14. For Fano's geometry, prove that each point lies on exactly three lines.

Solution:

1. (Without using Thm. 1.8) Pick a line l (exists by Axiom 1). Choose any point P not on l (exists by Axiom 3). Since l has 3 points (Axiom 2), joining P to each of them gives three distinct lines through P (by Axiom 4 there is a line through P and each of these points. If one of these lines contained two points of l, it would have to be l by Thm 1.7, but this contradicts the fact that P is not on l.) If there where another line through P, it would not meet l, contradicting Axiom 5, so there are exactly 3 lines through P. This argument takes care of all points not on l, to deal with a point on l, say Q, choose a line through P which does not contain Q and repeat the argument using Q and this line.
2. (Using Thm. 1.8) Let P be any point. There are 6 other points in the geometry besides P (Thm. 1.8). P is joined to each by a line (Axiom 4). Since each line contains 3 points (Axiom 2), each of these lines contains two points besides P. Thus, there are at least 3 lines through P. Any other line through P would have to contain two points, one on each of two different lines that we have already constructed through P (otherwise Axiom 4 is violated), but this violates Axiom 4. So, there are exactly three lines through P.
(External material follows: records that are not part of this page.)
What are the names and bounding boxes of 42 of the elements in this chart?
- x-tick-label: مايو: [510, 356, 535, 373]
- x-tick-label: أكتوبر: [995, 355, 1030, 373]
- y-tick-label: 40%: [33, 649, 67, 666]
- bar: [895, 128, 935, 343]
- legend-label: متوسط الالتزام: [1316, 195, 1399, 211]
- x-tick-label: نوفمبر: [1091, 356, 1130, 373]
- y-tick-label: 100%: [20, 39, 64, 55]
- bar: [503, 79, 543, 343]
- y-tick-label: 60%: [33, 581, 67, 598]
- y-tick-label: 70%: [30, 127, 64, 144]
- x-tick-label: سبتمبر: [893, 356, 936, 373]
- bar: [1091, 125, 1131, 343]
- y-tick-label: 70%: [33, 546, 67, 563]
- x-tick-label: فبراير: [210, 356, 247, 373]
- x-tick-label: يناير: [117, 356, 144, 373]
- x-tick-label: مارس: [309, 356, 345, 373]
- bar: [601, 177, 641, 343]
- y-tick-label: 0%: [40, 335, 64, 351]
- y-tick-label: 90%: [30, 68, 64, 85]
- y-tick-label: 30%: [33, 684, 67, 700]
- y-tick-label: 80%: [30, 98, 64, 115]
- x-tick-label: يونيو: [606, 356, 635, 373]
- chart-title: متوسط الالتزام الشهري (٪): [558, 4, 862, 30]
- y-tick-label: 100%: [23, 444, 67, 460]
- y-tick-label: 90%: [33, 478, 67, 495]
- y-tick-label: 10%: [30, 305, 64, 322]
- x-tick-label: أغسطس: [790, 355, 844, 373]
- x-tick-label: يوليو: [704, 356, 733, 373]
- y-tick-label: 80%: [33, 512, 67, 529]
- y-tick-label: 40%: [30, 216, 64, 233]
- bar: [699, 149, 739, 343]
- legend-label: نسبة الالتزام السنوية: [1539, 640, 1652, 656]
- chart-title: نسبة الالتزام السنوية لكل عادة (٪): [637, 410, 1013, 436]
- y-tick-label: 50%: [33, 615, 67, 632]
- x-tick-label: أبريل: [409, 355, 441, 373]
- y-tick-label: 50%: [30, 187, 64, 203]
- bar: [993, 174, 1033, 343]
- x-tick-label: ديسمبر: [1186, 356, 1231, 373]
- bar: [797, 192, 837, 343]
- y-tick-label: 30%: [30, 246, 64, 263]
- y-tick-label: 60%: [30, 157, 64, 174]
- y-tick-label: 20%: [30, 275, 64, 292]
Solution:Given a point P, by Axiom 4, any other point of the geometry is joined to P by a line. Thus, all the points are on lines through P.

16. For Fano's geometry, prove that, for any pair of points in the geometry, there exist exactly two lines not containing either point.

Solution:By Exercise 14, there are three lines through each point of the geometry. Given two distinct points, P and Q, there is the line that joins them and two other lines through each of these points. That is a total of 5 lines. Since there are 7 lines in the geometry (Thm 1.8), there are exactly two lines that do not pass through P or Q.

17. For Fano's geometry, prove that , for a set of three lines not all containing the same point, there exists exactly one point in the geometry not on any of the three lines.

Solution:Take two of the lines and let the point where they meet be called P (exists by Thm. 1.7). The third line does not pass through P by assumption, so it must meet the original two lines in points different from P, say Q on one line and R on the other. The three lines, PQ, PR and QR, then form a triangle. Because each of these lines already has one point in common, no pair of them can have another point in common (Thm. 1.7). Since each line has 3 points (Axiom 2), there is another point on each of these lines. Thus we get three more points besides P, Q and R on these lines for a total of 6 points. By Thm 1.8, there are 7 points in the geometry, so there is exactly one point not on any of the three lines.

20. For Young's geometry, prove that two lines parallel to a third line are parallel to each other. Hint: Use Axiom 5 and prove by contradiction.

Solution: Assume that, for distinct lines l, m, n, we have l || m and m || n. If l || n, there is nothing to prove, so assume that l and n meet at a point P. Since P is on l and l || m, P is not on m. We now have a contradiction to Axiom 5 (for Young's geometry) since there are two lines through P that do not intersect m. Thus, we must have l || n.